Anggoro Suryo Jati - detikInet
Foto: Twitter @FBI Foto: Twitter @FBI
Jakarta - Pemerintah Amerika Serikat menawarkan hadiah uang USD 5 juta atau Rp 70 miliar untuk informasi keberadaan hacker bernama Maksim Yakubets. Seperti apa sih sepak terjangnya di dunia kejahatan siber?

Yakubets memberi nama operasi peretasannya Evil Corp, dan juga dituding sebagai hackernya badan intelijen FSB milik Rusia. Ia bersama Igor Turashev disebut oleh pemerintah AS sebagai dua sosok kunci di balik malware finansial yang sukses mencuri lebih dari 100 juta dari berbagai perusahaan, baik di AS maupun negara-negara lain.

Evil Corp menggunakan metode phishing untuk menyusupkan software Dridex, Bugat, dan berbagai malware lain ke komputer korbannya. Tujuannya adalah untuk mencuri identitas, password, dan juga rekening bank korban, yang kemudian uangnya dicuri dengan ditransfer ke rekening mereka sendiri.

Software-sofrware andalan Evil Corp ini dibuat berdasarkan malware Zeus, yang dulunya sering dipakai untuk menjebol sistem keamanan jaringan bank.
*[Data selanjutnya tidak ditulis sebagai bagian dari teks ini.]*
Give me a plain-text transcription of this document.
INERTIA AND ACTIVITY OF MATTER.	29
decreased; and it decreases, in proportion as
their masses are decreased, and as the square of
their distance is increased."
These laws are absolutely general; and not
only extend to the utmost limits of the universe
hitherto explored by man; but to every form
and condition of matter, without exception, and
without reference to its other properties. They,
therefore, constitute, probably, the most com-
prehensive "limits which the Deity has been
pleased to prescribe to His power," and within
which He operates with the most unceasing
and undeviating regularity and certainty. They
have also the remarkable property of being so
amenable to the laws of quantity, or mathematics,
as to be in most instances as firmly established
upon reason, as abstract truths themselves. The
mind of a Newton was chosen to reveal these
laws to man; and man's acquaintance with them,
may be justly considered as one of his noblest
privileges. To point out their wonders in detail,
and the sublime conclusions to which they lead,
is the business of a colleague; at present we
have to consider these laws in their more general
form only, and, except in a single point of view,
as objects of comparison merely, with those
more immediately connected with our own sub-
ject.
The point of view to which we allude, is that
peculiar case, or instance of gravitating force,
Dan Yakubets lah yang mengatur jaringan Evil Corp ini.


Pihak berwajib menyebut Yakubets terus menerus mengubah serangannya untuk menghindari kejaran pihak berwajib. Pada 2015 lalu, penyelidik AS dan Inggris sebenarnya sudah berhasil mematikan botnet Dridex, namun dalam hitungan minggu Evil Corp sudah bisa mengakali dan kembali menjalankan operasi serangan sibernya.

"(Grup ini) mempunyai tingkat kecanggihan dan cakupan ancaman yang sangat besar dan kami sangat melihat hal seperti ini," ujar Scott Brady, pengacara asal Pittsburgh, AS.